Our first order of chrysalides came in on Tuesday. Enthusiastic volunteers and staff were armed with cotton balls and pins ready to prepare these little gems for display. We receive the chrysalides from butterfly farms via UPS or FedEx. When we get the package, the chrysalides are packed in foam cases, with individual slots. We’re expecting to receive several hundred chrysalides a week! After gently removing the chrysalides, we create artificial silk by taking a tiny amount of glue and gathering a small piece of cotton ball so it sticks to the chrysalis. Usually in nature, this silk would allow the chrysalis to hang from a twig, but we just take pins and hang the chrysalis up by the cotton.

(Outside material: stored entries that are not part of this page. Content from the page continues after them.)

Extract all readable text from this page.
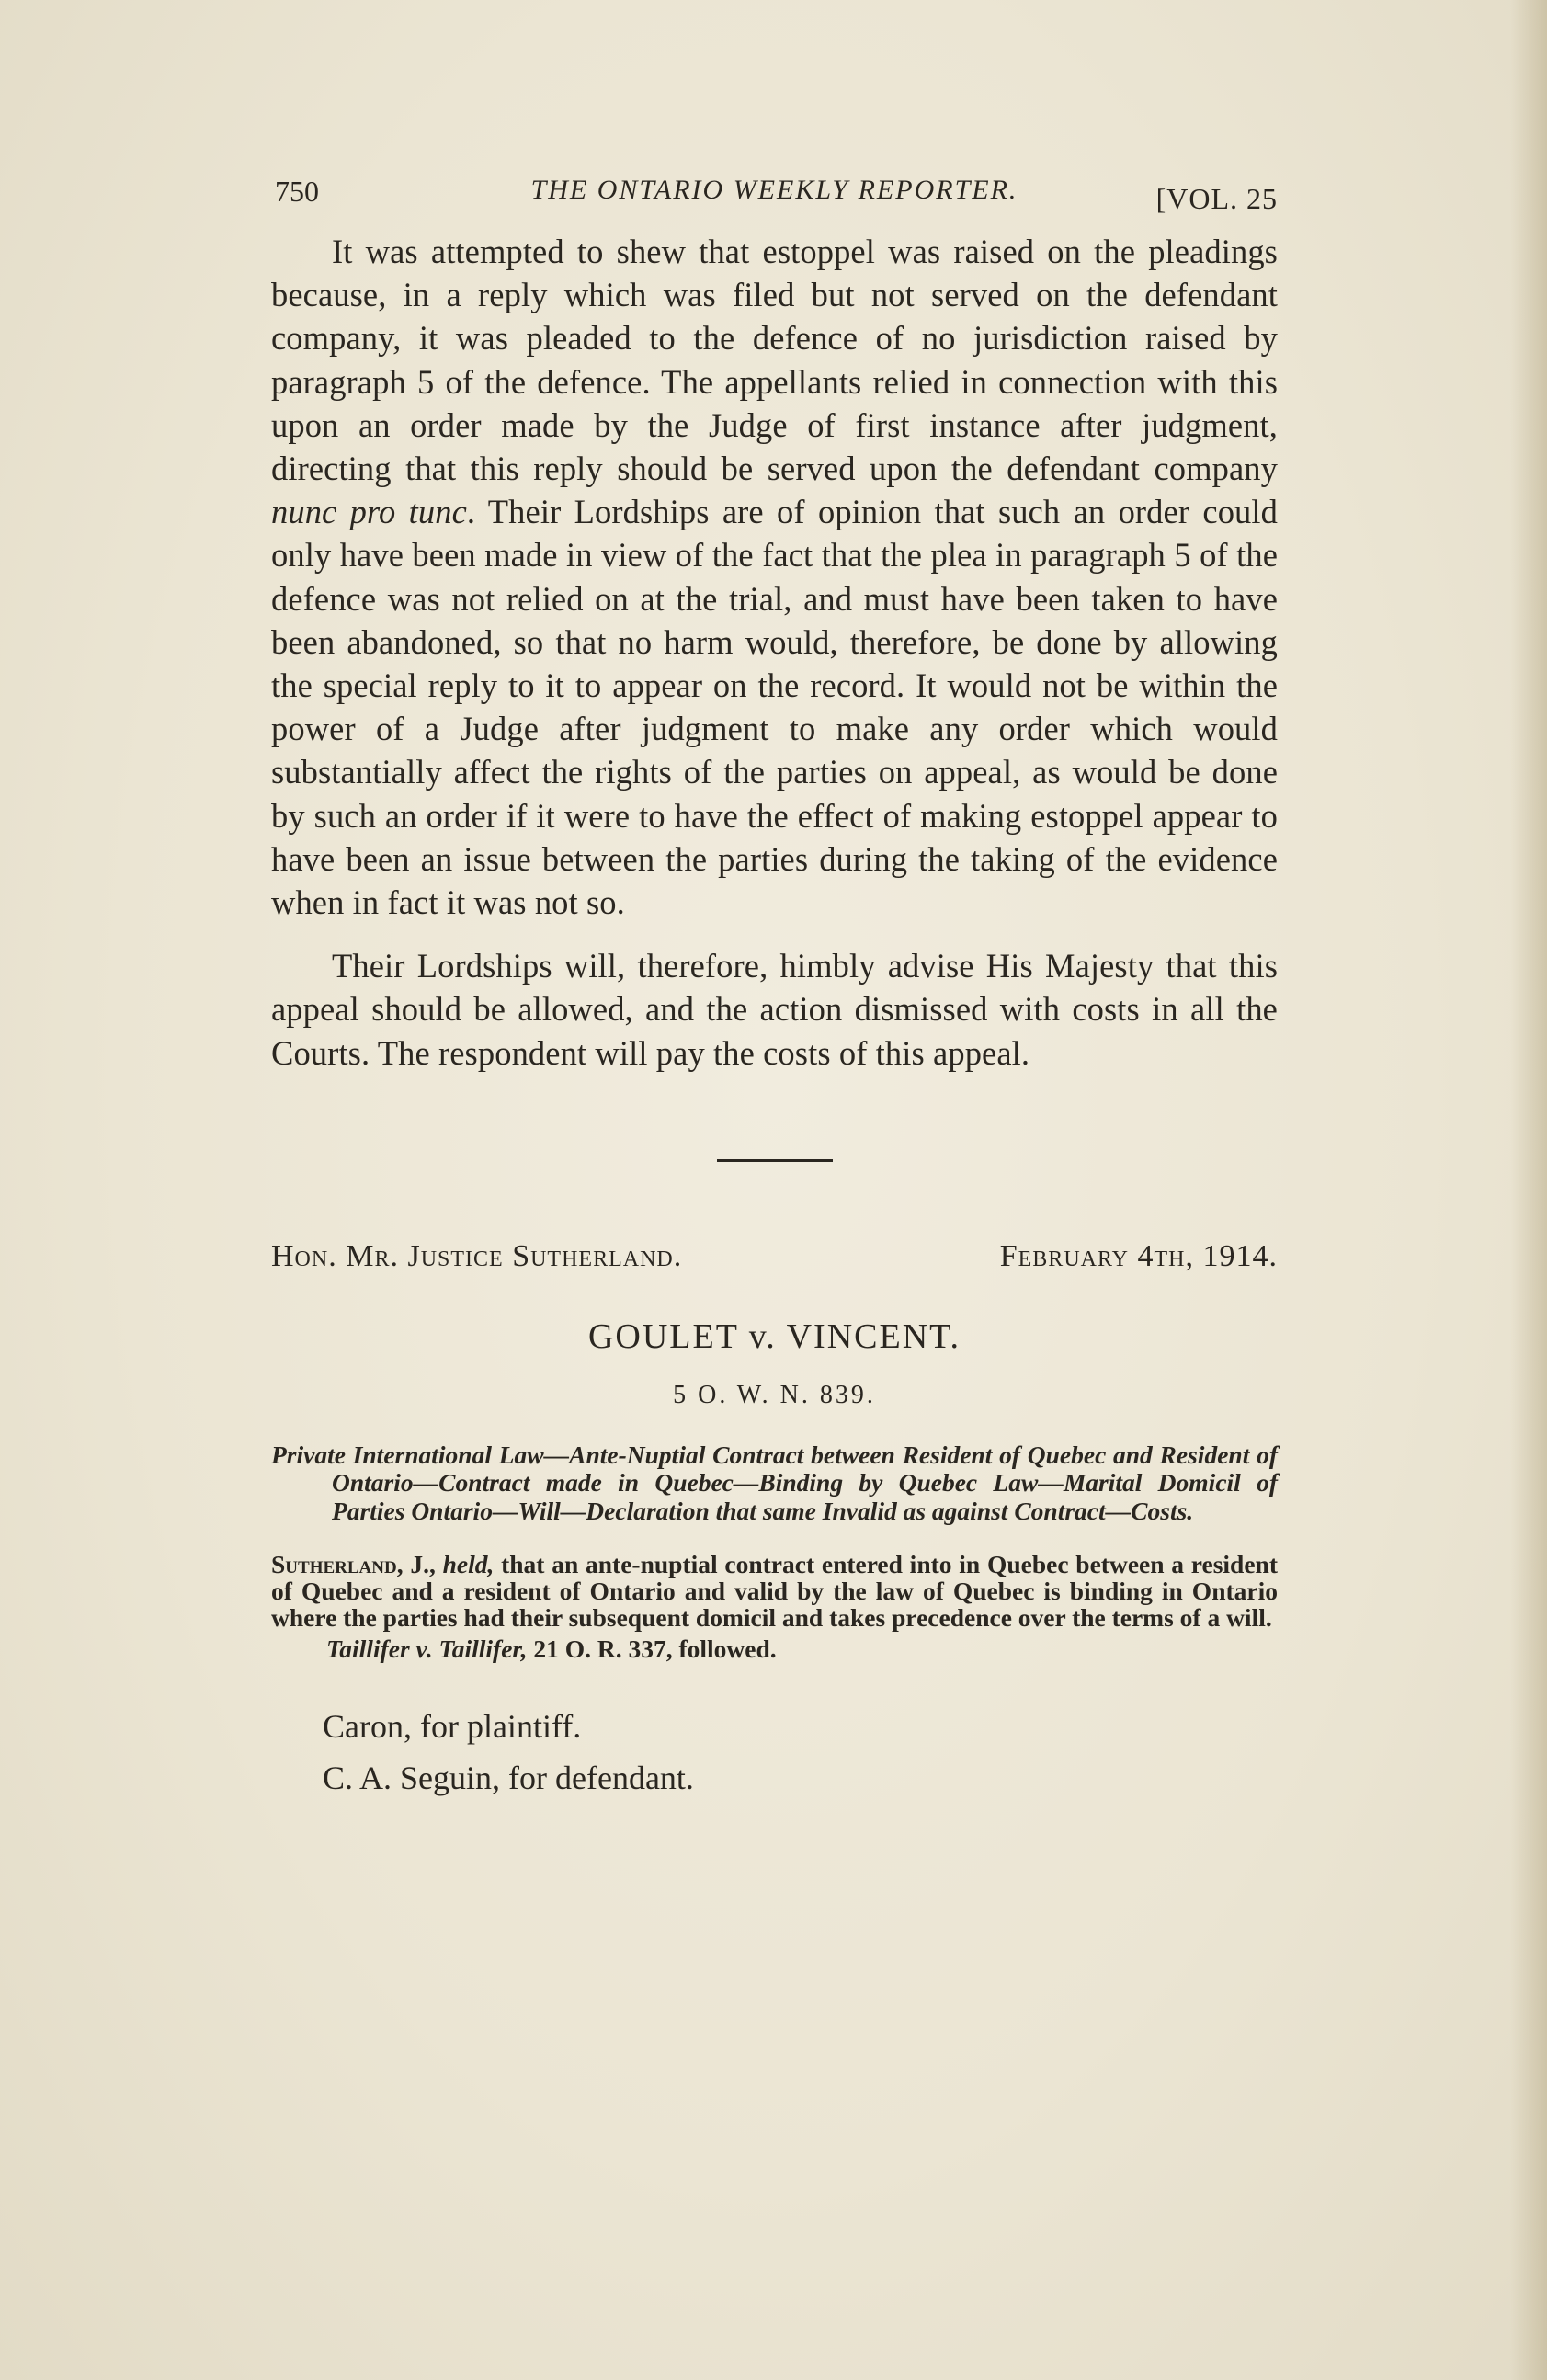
750	THE ONTARIO WEEKLY REPORTER.	[VOL. 25

It was attempted to shew that estoppel was raised on the pleadings because, in a reply which was filed but not served on the defendant company, it was pleaded to the defence of no jurisdiction raised by paragraph 5 of the defence. The appellants relied in connection with this upon an order made by the Judge of first instance after judgment, directing that this reply should be served upon the defendant company nunc pro tunc. Their Lordships are of opinion that such an order could only have been made in view of the fact that the plea in paragraph 5 of the defence was not relied on at the trial, and must have been taken to have been abandoned, so that no harm would, therefore, be done by allowing the special reply to it to appear on the record. It would not be within the power of a Judge after judgment to make any order which would substantially affect the rights of the parties on appeal, as would be done by such an order if it were to have the effect of making estoppel appear to have been an issue between the parties during the taking of the evidence when in fact it was not so.

Their Lordships will, therefore, himbly advise His Majesty that this appeal should be allowed, and the action dismissed with costs in all the Courts. The respondent will pay the costs of this appeal.

Hon. Mr. Justice Sutherland.	February 4th, 1914.
GOULET v. VINCENT.
5 O. W. N. 839.
Private International Law—Ante-Nuptial Contract between Resident of Quebec and Resident of Ontario—Contract made in Quebec—Binding by Quebec Law—Marital Domicil of Parties Ontario—Will—Declaration that same Invalid as against Contract—Costs.
Sutherland, J., held, that an ante-nuptial contract entered into in Quebec between a resident of Quebec and a resident of Ontario and valid by the law of Quebec is binding in Ontario where the parties had their subsequent domicil and takes precedence over the terms of a will.
Taillifer v. Taillifer, 21 O. R. 337, followed.
Caron, for plaintiff.
C. A. Seguin, for defendant.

Chrysalides are different depending on the species of the butterfly. The most impressive chrysalis is the monarch. With its seafoam green case and sparkling gold accents, the monarch chrysalis looks like the focal point of a fine piece of jewelry. Other chrysalides look more natural like a leaf such as the painted ladies. The reason why the monarch chrysalis is so pretty is because the case is a warning signs for predators to stay away. The monarch doesn’t have a very a nice taste. However, the painted ladies taste very good to predators so they require more camouflage to blend in with the natural environment. All of our chrysalides are safe from predators because we display them in a case for you to see part of the butterfly life cycle.
Then we just wait. The chrysalis will turn black and in some cases then clear. The monarch will turn clear and you can see the bright orange colors. When the butterfly hatches, it releases its extra blood it no longer needs (miconium) so don’t be surprised if you see red on the bottom of the display case. Then the emerging butterfly grabs onto the chrysalis while it pumps blood from its abdomen into its wings. The wings are smaller and look like folded blankets when first hatching. After pumping its wings, the butterfly is ready to feed and fly around. The hatching process is different depending on the species. We had some butterflies hatching on Wednesday, only a day later! Painted ladies are quick to hatch, while the swallowtails take a little longer. If you’re lucky, you can see the process yourself in our Conservatory. Be sure to check out both our friends under metamorphosis and our already fluttering friends!